Lembeh is every underwater photographer’s paradise. Divers fly in from the world over to fin across dark, sandy seabeds with the hope of finding rare creatures, some as tiny as a grain of rice and some found nowhere else on Earth. If you’re headed to the muck diving capital of the world, you better cross your fingers and hope you find these five incredible marine animals in Lembeh:
The blue-ringed octopus
Say hello to the blue-ringed octopus, one of the world’s most venomous animals. It’s tiny – about the size of a golf ball – but its venom is 1,000 times (at the very least) more powerful than cyanide and it carries enough poison to kill about 26 adults in a matter of minutes. It flashes its remarkable striking blue rings as a warning to potential predators, and if a human were to get nipped, possible consequences include vomitting, numbness, suffocation, and even death. Blue-ringed octopus venom has no known antidote.
The Lembeh seadragon
In 2006, the Lembeh seadragon (Kyonemichthys rumengani) was discovered in Lembeh by a dive guide named Noldy Rumengan. That’s how new it is to the human world! This tiny animal is extremely thin (about 1mm), making it a super tough subject to shoot. It doesn’t help that the Lembeh seadragon is brown in colour (to most divers it looks like some bit of coral) and it hangs onto overhanging walls and crevices with its tail – constantly moving when the current hits.
The mimic octopus
The title of the ocean’s master of disguise undoubtedly belongs to the mimic octopus. The first time this amazing shapeshifter was documented was in 1998 off the coast of Indonesia, so it still remains a mysterious underwater alien to both divers and scientists alike. Its mimicry of various deadly creatures such as lionfish and sea snakes is absolutely intriguing (and useful), making it easier for the intelligent octopus to eat and avoid being eaten.
The hairy frogfish
The hairy frogfish is one strange looking thing. It looks very much like a large blob (or a piece of coral with real trippy eyes) and has an even weirder way of getting from place to place. Instead of swimming, the hairy frogfish uses its wide fins to move about along the seabed. When it’s time to eat, one thing they like to do is wave this extra-long, worm-like spine they have on their dorsal fins in front of their mouths to lure prey within striking distance. And then *boom*, dinner is served.

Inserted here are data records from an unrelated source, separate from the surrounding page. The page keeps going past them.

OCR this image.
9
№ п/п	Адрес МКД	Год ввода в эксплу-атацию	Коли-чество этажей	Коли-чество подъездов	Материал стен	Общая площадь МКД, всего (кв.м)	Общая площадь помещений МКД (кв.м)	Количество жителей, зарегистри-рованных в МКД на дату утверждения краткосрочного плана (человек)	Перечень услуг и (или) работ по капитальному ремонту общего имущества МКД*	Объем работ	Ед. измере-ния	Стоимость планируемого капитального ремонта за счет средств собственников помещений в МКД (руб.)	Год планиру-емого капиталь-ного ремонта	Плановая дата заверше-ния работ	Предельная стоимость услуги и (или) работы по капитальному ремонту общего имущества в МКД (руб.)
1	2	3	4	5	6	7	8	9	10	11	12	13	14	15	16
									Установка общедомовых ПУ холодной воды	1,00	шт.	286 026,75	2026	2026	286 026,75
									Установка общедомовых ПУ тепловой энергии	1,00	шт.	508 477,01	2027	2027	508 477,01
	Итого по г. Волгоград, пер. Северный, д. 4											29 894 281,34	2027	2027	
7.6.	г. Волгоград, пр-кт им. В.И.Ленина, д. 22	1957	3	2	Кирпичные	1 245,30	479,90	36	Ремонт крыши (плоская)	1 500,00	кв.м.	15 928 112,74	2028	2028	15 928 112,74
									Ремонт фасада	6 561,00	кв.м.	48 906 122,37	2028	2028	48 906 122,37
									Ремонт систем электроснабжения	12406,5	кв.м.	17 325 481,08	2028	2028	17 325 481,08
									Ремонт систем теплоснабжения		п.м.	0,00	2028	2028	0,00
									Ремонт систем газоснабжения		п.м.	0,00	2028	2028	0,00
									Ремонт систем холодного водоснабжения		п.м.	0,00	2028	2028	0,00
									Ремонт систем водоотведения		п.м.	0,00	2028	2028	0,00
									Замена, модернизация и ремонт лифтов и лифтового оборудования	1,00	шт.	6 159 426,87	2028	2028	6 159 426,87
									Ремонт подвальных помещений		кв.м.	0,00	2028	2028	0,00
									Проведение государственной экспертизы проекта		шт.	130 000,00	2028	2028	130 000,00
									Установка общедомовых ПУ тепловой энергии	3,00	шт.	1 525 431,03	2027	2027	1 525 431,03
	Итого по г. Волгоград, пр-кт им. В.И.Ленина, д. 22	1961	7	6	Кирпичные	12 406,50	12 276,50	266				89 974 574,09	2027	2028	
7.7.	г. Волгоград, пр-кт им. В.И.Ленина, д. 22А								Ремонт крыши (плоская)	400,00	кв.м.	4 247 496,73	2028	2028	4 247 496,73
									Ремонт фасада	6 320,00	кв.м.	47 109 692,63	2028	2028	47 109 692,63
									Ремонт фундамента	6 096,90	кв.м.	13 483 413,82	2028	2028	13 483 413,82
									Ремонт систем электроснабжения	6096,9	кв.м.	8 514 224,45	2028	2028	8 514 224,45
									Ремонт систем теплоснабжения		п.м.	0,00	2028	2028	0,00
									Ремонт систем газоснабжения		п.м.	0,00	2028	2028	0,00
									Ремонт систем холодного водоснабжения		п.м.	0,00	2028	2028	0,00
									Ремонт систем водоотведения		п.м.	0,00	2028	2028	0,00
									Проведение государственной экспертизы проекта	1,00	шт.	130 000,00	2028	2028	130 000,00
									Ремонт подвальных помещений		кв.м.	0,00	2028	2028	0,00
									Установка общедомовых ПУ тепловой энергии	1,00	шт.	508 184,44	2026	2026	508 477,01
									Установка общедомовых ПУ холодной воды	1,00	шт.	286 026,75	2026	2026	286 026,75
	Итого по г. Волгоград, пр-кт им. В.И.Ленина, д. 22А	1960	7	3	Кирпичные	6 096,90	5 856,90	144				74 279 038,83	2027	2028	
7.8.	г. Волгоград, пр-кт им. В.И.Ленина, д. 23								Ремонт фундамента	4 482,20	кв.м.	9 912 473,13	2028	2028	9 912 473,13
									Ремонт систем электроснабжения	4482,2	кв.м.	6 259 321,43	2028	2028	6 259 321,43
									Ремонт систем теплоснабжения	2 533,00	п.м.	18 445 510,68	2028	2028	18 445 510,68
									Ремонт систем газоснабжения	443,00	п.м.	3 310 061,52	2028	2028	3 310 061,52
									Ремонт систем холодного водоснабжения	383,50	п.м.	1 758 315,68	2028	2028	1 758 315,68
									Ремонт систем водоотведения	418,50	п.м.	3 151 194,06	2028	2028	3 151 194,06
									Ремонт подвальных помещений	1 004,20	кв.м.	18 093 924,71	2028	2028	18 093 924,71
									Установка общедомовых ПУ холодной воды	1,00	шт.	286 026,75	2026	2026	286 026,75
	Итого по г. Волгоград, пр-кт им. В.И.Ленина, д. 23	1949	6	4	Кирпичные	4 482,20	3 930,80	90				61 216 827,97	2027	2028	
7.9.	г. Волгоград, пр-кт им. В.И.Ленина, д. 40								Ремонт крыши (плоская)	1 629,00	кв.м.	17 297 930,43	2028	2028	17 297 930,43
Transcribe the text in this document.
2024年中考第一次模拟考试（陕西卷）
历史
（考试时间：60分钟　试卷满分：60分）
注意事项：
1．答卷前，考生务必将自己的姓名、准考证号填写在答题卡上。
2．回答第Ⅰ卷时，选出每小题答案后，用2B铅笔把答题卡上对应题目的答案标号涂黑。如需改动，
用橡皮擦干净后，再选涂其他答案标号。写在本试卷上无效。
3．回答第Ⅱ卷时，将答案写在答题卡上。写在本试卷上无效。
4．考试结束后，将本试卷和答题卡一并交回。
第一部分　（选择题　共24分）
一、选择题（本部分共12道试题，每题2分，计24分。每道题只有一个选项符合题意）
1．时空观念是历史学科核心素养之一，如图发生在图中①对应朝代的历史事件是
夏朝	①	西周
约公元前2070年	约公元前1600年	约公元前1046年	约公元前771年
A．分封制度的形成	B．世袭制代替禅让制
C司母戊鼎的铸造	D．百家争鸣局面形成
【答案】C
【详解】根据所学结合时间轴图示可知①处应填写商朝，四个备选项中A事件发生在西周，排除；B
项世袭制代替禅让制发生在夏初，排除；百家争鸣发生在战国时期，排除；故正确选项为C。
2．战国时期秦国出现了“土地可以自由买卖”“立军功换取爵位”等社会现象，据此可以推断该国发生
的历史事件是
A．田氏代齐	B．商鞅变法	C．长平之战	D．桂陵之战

Also read: 10 underwater macro photography tips
The bobbit worm
Ah, the bobbit worm. To many, it’s the stuff of nightmares. Commonly found during night dives, the terrifying bobbit worm can reach lengths of up to 10 feet. If you really think about it, that makes it way taller than the average human.
For food, they bury themselves in the seabed and once they sense something tasty swimming right above them, they use their razor sharp teeth and incredible speed to grab hold of it before dragging their prey into
the depths of hell the sand. The feasting then begins. Careful not to get too close, they cause humans a lot of pain by inflicting a nasty bite.
About Dive Into Lembeh
Without Dive Into Lembeh’s (DIL) sharp-eyed guides, we wouldn’t have been able to spot all these rare macro critters. Dive Into Lembeh is a boutique dive resort is helmed by industry veterans, Steve and Miranda Coverdale – the duo ran the nearby Kungkungan Bay Resort for a long time before their DIL days.
Aside from the excellent service, one of the greatest things about DIL is that their house reefs are Hairball and Aw Shucks – two very popular dive sites that are home to creatures like the hairy frogfish and even the mimic octopus. So essentially, you don’t need to go too far to find what you’re hoping to spot.
For photographers, there’s a super spacious and well-lit camera room where you can set up your underwater kit and charge batteries at your very own station. Massive camera (and gear) rinse tanks are located just outside the room, and the dive centre is right next door, so everything’s accessible and made easy for you. Almost all key dive sites are no more than 15 minutes away from DIL, and after each dive you’re brought back to the resort for the surface interval.
The rooms at DIL truly define the resort’s ‘affordable luxury’ belief. Each bungalow features satellite TV with what seems to be an endless amount of channels, a water dispenser, air-con, a minibar, a day bed, and – perhaps best of all – a private Japanese onsen on the veranda that’s warm and ready for you after each day’s final dive. If that’s not enough, feel free to take a dip in the main pool and lounge around on the sunchairs between dives.